Soru-1: Sizi bu projeye dahil eden en büyük etmen neydi?

Ben ekipteki herkesin cevap vereceği bir soru sormak istiyorum izninizle, Stygian: Reign of The Old Ones sadece Türkiye’de değil global pazarda da çok niş bir pazar payına sahip. Böyle bir projede görev almak da kendinizi çok özel hissettiren bir durum. Sizler bu projeye başlarken, ekibe dahil olurken, kararınızı nasıl verdiniz? Sizi bu projeye dahil eden en büyük etmen neydi?

Cevaplar:

Ekin Küçük (Yazılım): Indie oyunların çok geniş kitlelere hitap edecek büyük yapımlardan ziyade daha küçük ama kendi ruhunu taşıyan yapımlar olması gerektiğini düşünüyorum. Stygian’a girerken, Stygian’ın bu ruhu taşıdığını düşündüm. Kendine has bir oynanışı vardı, ayrıca konu olarak beni cezbetmişti. Teknik olarak beni tatmin edeceği gerçeği de bunların üzerine eklenince, ekibe girmemek gibi bir seçenek yoktu tabii ki.

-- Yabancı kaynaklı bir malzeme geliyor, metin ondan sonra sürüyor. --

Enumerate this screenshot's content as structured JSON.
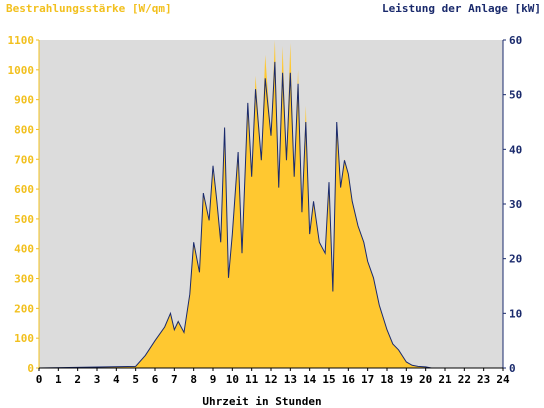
{
  "chart_data": {
    "type": "area",
    "left_axis_label": "Bestrahlungsstärke [W/qm]",
    "right_axis_label": "Leistung der Anlage [kW]",
    "xlabel": "Uhrzeit in Stunden",
    "xlim": [
      0,
      24
    ],
    "ylim_left": [
      0,
      1100
    ],
    "ylim_right": [
      0,
      60
    ],
    "x_ticks": [
      "0",
      "1",
      "2",
      "3",
      "4",
      "5",
      "6",
      "7",
      "8",
      "9",
      "10",
      "11",
      "12",
      "13",
      "14",
      "15",
      "16",
      "17",
      "18",
      "19",
      "20",
      "21",
      "22",
      "23",
      "24"
    ],
    "y_ticks_left": [
      "0",
      "100",
      "200",
      "300",
      "400",
      "500",
      "600",
      "700",
      "800",
      "900",
      "1000",
      "1100"
    ],
    "y_ticks_right": [
      "0",
      "10",
      "20",
      "30",
      "40",
      "50",
      "60"
    ],
    "grid": false,
    "colors": {
      "plot_background": "#dcdcdc",
      "irradiance_fill": "#ffc830",
      "power_line": "#1a2a6c",
      "left_axis_text": "#f2c01e",
      "right_axis_text": "#1a2a6c"
    },
    "series": [
      {
        "axis": "left",
        "style": "area",
        "x": [
          0,
          5,
          5.5,
          6,
          6.5,
          6.8,
          7,
          7.2,
          7.5,
          7.8,
          8,
          8.3,
          8.5,
          8.8,
          9,
          9.2,
          9.4,
          9.6,
          9.8,
          10,
          10.3,
          10.5,
          10.8,
          11,
          11.2,
          11.5,
          11.7,
          12,
          12.2,
          12.4,
          12.6,
          12.8,
          13,
          13.2,
          13.4,
          13.6,
          13.8,
          14,
          14.2,
          14.5,
          14.8,
          15,
          15.2,
          15.4,
          15.6,
          15.8,
          16,
          16.2,
          16.5,
          16.8,
          17,
          17.3,
          17.6,
          18,
          18.3,
          18.6,
          18.8,
          19,
          19.3,
          19.6,
          20,
          20.3,
          20.6,
          21,
          24
        ],
        "y": [
          0,
          5,
          40,
          90,
          140,
          180,
          130,
          160,
          120,
          250,
          420,
          320,
          580,
          500,
          660,
          560,
          420,
          780,
          300,
          450,
          720,
          380,
          880,
          640,
          980,
          700,
          1050,
          780,
          1100,
          600,
          1080,
          700,
          1090,
          640,
          1000,
          520,
          880,
          450,
          560,
          420,
          380,
          620,
          260,
          820,
          600,
          700,
          650,
          560,
          480,
          420,
          360,
          300,
          210,
          130,
          80,
          60,
          40,
          20,
          10,
          5,
          3,
          0,
          0,
          0,
          0
        ]
      },
      {
        "axis": "right",
        "style": "line",
        "x": [
          0,
          5,
          5.5,
          6,
          6.5,
          6.8,
          7,
          7.2,
          7.5,
          7.8,
          8,
          8.3,
          8.5,
          8.8,
          9,
          9.2,
          9.4,
          9.6,
          9.8,
          10,
          10.3,
          10.5,
          10.8,
          11,
          11.2,
          11.5,
          11.7,
          12,
          12.2,
          12.4,
          12.6,
          12.8,
          13,
          13.2,
          13.4,
          13.6,
          13.8,
          14,
          14.2,
          14.5,
          14.8,
          15,
          15.2,
          15.4,
          15.6,
          15.8,
          16,
          16.2,
          16.5,
          16.8,
          17,
          17.3,
          17.6,
          18,
          18.3,
          18.6,
          18.8,
          19,
          19.3,
          19.6,
          20,
          20.3,
          20.6,
          21,
          24
        ],
        "y": [
          0,
          0.3,
          2.3,
          5,
          7.5,
          10,
          7,
          8.5,
          6.5,
          13.5,
          23,
          17.5,
          32,
          27,
          37,
          30.5,
          23,
          44,
          16.5,
          24.5,
          39.5,
          21,
          48.5,
          35,
          51,
          38,
          53,
          42.5,
          56,
          33,
          54,
          38,
          54,
          35,
          52,
          28.5,
          45,
          24.5,
          30.5,
          23,
          21,
          34,
          14,
          45,
          33,
          38,
          35.5,
          30.5,
          26,
          23,
          19.5,
          16.5,
          11.5,
          7,
          4.4,
          3.3,
          2.2,
          1.1,
          0.5,
          0.3,
          0.2,
          0,
          0,
          0,
          0
        ]
      }
    ]
  }
}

Devrim Demirkıran (Yazılım Ekip Lideri):Benim projeye dahil olmam KS den yaklaşık 7-8 aylık öncesine dayanıyor. Projemizin dövüş tasarımlarını yapan Yavuz arkadaşımız ekiple tanıştırdı. Daha ilk görüşmemizde, oyunun mekaniğinin ve hikayesinin büyük ölçüde tamamlandığını ve dokümante edildiğini görünce, farklı bir proje olabileceğini hisettim ve yola çıkmaya kararımı o anda verdim. O günden bugüne de hala aynı heyecanla geliştirmeye devam ediyoruz. Bence bir öneri olabilmesi açısından özellikle sonradan bir projeye dahil olma kararı vermeniz gerektiği zamanlarda mevcut ekibin projeye inancını ve heyecanını sezebiliyorsanız ve henüz tasarım aşamasındaysa da o aşamaya kadar ki dökümantasyonun ciddiyetine göre davramanız makul olacaktır.

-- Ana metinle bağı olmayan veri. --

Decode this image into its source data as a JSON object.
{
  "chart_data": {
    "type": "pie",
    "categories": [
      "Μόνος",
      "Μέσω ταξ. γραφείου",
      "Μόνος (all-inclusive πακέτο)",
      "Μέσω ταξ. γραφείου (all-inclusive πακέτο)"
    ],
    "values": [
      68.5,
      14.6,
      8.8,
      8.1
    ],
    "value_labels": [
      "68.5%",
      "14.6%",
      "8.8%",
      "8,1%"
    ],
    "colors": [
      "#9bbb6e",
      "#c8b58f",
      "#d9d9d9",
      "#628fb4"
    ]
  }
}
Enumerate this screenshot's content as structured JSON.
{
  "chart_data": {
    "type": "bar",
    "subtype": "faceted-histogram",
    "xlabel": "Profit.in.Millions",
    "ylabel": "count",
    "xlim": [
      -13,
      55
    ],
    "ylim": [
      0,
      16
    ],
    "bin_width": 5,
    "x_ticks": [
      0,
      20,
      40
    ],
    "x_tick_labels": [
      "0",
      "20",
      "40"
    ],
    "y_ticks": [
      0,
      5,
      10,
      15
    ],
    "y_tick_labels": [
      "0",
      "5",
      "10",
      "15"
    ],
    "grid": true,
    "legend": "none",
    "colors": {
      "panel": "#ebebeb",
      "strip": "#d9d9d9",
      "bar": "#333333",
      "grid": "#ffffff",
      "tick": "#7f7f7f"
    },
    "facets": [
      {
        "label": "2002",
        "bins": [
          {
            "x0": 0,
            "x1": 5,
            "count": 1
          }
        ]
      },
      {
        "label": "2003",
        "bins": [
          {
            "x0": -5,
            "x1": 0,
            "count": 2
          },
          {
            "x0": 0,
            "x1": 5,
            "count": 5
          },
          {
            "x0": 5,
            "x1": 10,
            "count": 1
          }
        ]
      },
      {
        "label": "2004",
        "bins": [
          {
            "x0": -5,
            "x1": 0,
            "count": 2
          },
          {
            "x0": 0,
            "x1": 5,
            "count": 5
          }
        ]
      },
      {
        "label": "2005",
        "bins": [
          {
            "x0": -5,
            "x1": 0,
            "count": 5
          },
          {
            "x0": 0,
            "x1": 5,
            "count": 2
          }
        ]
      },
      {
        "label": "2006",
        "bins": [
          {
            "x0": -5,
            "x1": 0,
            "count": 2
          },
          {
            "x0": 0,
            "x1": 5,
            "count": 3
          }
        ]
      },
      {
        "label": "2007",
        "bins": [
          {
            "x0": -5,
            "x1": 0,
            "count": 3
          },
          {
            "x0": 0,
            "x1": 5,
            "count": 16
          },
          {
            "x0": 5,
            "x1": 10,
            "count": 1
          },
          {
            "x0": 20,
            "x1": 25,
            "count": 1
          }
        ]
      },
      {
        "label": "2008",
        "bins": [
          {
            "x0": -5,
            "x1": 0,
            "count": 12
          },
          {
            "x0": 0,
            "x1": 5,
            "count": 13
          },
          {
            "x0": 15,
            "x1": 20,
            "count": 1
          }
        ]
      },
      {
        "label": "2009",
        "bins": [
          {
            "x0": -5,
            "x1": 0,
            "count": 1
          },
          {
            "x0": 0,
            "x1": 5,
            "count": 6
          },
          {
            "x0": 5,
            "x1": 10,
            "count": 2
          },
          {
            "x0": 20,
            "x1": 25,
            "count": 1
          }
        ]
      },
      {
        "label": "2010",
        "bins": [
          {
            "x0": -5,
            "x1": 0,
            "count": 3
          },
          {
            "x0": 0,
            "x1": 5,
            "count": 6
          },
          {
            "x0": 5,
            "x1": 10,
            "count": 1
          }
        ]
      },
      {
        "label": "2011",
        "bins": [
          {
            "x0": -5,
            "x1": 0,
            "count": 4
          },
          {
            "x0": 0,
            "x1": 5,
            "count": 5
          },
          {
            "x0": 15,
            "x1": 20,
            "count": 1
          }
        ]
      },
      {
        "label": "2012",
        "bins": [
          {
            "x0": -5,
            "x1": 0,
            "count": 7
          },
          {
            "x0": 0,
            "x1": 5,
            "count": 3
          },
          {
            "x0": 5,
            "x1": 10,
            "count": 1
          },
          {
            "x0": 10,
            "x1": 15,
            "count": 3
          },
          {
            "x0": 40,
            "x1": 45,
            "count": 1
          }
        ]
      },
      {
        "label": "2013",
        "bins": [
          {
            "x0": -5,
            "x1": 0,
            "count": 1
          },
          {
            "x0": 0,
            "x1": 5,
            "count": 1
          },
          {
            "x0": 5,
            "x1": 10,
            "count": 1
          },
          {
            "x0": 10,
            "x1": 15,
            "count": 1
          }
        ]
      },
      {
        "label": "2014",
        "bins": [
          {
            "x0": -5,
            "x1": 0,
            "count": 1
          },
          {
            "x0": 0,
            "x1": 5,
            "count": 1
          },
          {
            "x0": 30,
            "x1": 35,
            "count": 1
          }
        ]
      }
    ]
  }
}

Can Cellek ( Yazılımcı, Görsel Tasarım): Ben görsel tasarımcı olarak Cultic Games bünyesinde birçok alanda çalışıyorum. Commodore 64 ile ilk tanıştığım günden beri hayalim oyun geliştirmekti. Yıllar içerisinde hep oyunları ve nasıl yapıldıklarını araştırdım, gözlemledim ve denemeler yaptım, etkinliklere oyun motorlarıyla çeşitli uygulamalar geliştirdim ancak hayalim Devrim Abi ile tanıştığımda gerçekleşti. Pozitif tutumu ve yaptığı işe olan sevgisi beni de çekmiş olsa gerek ki Cultic Games ekibi ile tanıştım. Herkesin pozitif olduğu, bilgi birikimini paylaştığı bir ortamda buldum bir anda kendimi. Bence bir projede en önemli faktörlerden birisi de yapılan işe duyulan sevgi ve ekibin arasındaki iletişimdir. Bu sayede her gün işe koşarak, motive bir şekilde gelip verimli ve keyifli bir şekilde üretmeye devam edebiliyorsunuz.

Yavuz Sürmeli ( Tasarımcı):  Ben, Barış Silay ve Erhan Kabakçı aracılığı ile Can Oral arkadaşımla tanıştıktan sonra, bugüne kadar piyasaya çıkmış ve bizde iz bırakmış önemli yapımları, geçmişte yaptığımız ve gelecekte yapmak isteyeceğimiz projelerimizi inceleyip, oynayıp, tartıştıktan sonra, Can’ın daveti ile bizde kalan güzel anıları başka insanlara da aktarabileceğimiz bir yapımda beraber çalışabileceğimize ikna oldum ve kısa zaman içerisinde toparlanan ekip RPG Sevenler Derneği gibi bir biçime bürününce de burada bulunarak doğru kararı verdiğimi fark ettim. Devrim Demirkan ile daha önce giriştiğimiz birkaç projenin ardından yine bir oyun projesinde rol almak, dilemelerine rağmen birçok insanın gerçekleştirmekte ve imkan yaratmakta zorlanacağı ülke şartlarında bizim için bulunmaz bir fırsattı.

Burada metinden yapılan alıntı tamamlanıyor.